Fuelled by the pandemic, growing environmental, social, and governance (ESG) priorities are accelerating demand for ethical and sustainable investment products that offer attractive risk-adjusted returns, according to Samer Abu Aker, CEO of SEDCO Capital, in an exclusive interview with Arabian Business.
“In today’s global investment climate, characterised by an uneven recovery from the Covid-19 pandemic, our clients want the confidence that their capital is being deployed into high-performing, stable, ethical, and sustainable assets,” he said.
The global Shariah-compliant asset management firm recently launched its SC LO Global ESG Equities Fund, a unique ESG-focused and Shariah-compliant fund, in partnership with Lombard Odier, the Swiss private banking and asset management group.
The fund aims to deliver capital growth through an active asset allocation strategy and careful risk management, with the goal of outperforming the Dow Jones Islamic Market World Developed Total Return Index.
It will employ a multi-factor approach that aligns Shariah-compliant, responsible investment, and sustainability principles to construct a portfolio with a high ESG score.
“The SC LO Global ESG Equities Fund convenes SEDCO Capital’s emphasis on Shariah-compliance and responsible investment principles with Lombard Odier’s time-tested heritage of pioneering sustainable investment solutions,” said Abu Aker.
According to the Global Sustainable Review 2021, more than a third of funds under management in the world in 2020 were in sustainable-based investments, having risen 15 percent over the past two years to be worth $35 trillion worldwide.
“We believe that the SC LO Global ESG Equities Fund is well-placed to garner significant investor traction, both regionally and globally,” said Abu Aker.
Abu Aker also believed that the generational shift in investors is fuelling the demand for this type of fund, stating: “We are excited to see millennials and Gen-Z at the forefront of driving enthusiasm and demand for ethical investing worldwide…young investors want financial returns that come with positive social and environmental impact.”
Samer Abu Aker, CEO of SEDCO Capital.
As of September 2021, the SC Global Sustainable Equity Fund and SC Europe Equities Fund have outperformed the MSCI Europe Index and MSCI World Index by 7.3 percent and 3.25 percent, respectively.
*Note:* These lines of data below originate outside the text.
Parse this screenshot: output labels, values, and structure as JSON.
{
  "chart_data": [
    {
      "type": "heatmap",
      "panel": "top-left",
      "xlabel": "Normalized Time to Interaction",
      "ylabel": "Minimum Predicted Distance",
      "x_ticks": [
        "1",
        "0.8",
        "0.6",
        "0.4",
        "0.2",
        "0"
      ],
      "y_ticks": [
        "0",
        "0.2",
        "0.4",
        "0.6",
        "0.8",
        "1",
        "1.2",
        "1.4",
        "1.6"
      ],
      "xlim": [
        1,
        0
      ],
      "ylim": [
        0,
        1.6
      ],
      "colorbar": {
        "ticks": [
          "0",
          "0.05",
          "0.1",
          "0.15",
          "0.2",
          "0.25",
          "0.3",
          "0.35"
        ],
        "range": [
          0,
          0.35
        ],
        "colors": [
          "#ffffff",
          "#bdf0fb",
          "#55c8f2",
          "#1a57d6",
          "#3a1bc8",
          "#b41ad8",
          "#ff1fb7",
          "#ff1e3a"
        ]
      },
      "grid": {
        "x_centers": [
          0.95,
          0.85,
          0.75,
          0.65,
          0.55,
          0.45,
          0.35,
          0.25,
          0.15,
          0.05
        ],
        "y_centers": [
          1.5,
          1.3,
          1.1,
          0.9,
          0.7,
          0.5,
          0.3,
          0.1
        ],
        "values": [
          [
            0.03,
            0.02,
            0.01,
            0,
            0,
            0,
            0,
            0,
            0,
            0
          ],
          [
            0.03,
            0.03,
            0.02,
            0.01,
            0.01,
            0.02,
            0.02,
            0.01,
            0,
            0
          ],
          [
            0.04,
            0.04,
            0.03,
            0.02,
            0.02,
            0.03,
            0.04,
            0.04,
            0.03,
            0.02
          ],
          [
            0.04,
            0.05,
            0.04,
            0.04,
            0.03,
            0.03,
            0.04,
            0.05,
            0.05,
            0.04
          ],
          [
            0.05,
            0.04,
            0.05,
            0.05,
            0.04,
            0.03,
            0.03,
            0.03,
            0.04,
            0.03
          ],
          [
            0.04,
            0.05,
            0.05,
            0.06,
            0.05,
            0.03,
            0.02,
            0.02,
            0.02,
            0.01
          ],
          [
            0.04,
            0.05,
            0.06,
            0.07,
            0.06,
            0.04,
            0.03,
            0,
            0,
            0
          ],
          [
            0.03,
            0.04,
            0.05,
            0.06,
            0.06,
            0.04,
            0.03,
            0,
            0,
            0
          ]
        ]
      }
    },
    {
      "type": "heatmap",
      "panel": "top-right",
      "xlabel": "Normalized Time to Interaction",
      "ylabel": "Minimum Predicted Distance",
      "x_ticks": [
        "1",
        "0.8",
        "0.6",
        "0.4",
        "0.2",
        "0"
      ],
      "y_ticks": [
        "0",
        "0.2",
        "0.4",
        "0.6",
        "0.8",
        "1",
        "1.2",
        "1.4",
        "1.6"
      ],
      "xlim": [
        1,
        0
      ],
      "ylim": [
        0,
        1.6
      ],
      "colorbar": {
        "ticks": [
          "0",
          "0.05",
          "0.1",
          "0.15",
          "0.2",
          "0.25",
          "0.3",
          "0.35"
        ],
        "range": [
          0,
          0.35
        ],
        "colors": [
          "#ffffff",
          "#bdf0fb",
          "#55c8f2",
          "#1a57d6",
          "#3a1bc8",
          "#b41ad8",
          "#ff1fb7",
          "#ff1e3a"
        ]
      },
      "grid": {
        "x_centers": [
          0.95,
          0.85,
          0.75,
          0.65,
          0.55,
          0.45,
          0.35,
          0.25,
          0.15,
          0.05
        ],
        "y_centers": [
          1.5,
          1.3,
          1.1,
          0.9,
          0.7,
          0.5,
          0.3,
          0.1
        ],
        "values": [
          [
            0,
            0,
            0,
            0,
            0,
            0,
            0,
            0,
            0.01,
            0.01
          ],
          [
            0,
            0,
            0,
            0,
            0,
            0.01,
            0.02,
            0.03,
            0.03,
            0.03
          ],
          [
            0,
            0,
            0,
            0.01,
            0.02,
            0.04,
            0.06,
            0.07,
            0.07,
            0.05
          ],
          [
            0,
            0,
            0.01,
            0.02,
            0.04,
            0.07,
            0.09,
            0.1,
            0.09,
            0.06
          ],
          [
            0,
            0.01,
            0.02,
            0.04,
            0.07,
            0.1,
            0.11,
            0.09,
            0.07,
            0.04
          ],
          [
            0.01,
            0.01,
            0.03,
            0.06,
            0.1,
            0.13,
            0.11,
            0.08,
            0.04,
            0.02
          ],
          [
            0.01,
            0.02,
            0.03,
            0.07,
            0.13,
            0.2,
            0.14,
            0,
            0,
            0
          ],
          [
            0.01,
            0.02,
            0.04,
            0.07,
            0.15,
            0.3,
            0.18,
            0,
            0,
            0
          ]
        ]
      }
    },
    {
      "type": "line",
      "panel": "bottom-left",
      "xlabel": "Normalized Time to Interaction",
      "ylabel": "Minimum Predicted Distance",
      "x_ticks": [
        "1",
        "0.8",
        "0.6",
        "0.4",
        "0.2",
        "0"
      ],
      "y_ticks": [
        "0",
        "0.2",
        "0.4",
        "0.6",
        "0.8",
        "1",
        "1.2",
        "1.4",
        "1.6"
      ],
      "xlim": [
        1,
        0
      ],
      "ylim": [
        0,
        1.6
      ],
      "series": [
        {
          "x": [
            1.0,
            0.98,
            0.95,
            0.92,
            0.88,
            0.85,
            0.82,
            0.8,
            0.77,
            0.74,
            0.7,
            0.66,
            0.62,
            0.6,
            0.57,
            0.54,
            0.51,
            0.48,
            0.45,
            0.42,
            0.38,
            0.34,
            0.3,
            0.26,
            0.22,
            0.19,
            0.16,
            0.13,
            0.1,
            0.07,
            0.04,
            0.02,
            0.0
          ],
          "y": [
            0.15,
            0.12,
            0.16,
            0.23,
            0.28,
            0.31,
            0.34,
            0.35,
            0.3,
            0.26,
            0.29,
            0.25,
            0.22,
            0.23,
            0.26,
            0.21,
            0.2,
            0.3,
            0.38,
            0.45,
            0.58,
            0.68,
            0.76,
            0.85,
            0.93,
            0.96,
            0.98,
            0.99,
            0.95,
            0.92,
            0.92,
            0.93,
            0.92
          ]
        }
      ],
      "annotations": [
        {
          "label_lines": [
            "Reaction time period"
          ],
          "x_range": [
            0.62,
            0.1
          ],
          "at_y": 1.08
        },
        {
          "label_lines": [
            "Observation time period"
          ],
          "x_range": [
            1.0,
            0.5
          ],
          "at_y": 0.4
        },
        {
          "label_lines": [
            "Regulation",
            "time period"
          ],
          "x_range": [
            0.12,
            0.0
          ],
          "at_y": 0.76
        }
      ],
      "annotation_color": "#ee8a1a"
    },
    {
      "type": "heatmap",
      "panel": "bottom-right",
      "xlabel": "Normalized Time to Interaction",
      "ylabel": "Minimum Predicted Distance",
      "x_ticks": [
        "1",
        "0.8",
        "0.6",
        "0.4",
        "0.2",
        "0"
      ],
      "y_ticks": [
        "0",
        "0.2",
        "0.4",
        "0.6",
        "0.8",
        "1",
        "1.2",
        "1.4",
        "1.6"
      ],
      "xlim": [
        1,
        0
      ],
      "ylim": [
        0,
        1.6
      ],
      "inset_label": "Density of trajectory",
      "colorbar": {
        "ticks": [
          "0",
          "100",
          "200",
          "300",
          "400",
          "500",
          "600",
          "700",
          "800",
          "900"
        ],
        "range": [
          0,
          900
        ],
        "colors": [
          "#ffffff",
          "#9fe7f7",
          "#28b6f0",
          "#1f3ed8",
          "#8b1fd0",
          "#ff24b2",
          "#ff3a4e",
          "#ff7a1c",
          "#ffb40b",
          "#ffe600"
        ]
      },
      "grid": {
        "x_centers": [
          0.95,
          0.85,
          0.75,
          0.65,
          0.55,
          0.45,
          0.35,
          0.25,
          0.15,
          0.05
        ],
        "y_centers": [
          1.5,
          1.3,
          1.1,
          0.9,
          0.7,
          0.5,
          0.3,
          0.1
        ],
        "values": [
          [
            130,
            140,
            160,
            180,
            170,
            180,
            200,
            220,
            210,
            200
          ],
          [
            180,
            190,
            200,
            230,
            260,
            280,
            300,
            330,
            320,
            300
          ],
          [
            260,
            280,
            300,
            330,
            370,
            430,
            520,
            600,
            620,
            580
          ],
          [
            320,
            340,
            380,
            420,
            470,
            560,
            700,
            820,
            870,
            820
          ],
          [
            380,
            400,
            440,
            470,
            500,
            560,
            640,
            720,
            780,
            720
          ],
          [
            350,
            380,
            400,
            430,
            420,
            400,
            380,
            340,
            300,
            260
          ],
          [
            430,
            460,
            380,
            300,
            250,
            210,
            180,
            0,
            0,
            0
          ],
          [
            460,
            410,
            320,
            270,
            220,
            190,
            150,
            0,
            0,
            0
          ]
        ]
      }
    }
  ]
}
“It is SEDCO Capital’s view that investments in opportunities that take into account climate transition and physical risks will deliver above-average returns. Such opportunities may revolve around clean energy, energy efficient infrastructure, and clean transportation,” he said.
“That same sustainable investment mind set can be applied across a variety of sectors because that is where the world’s focus is shifting. And, fortunately, it just so happens to be ethically led.”
SEDCO Capital has a robust track record for managing ESG-focused funds, having been awarded the highest possible rating in 2020 by the UN-supported Principles for Responsible Investment (PRI) in recognition of its approach to responsible investing and integrating ESG factors into its investment solutions.
On the convergence of ESG and Shariah-compliant investment approaches, Abu Aker said: “The two investment approaches are united under the spirit of ethical investing, because fundamentally they both consider their impact on the welfare of society, the environment, and the sustainability of value-creating participants in an economy.”
SC LO Global ESG Equities Fund is well-placed to garner significant investor traction, both regionally and globally.
The demand for Islamic banking is rising rapidly in the Middle East and globally, with the sector projected to reach $3.8tr by 2023, fuelled by the increasing shift in customers’ preference for social responsibility.
“In addition to conventional finance exclusions, Shariah-compliant investments also focus on the financial health of balance sheets by considering factors such as leverage, cash, interest-bearing securities, and the ratio of accounts receivable to market cap (or total assets) in their decision-making process.”
“The increasing global focus on ESG is a welcome one from our perspective, as we believe it provides an additional layer of ethical screening to ensure that a potential investment is value-adding to the environment and society and is governed justly and fairly to ensure its sustainability,” he emphasised.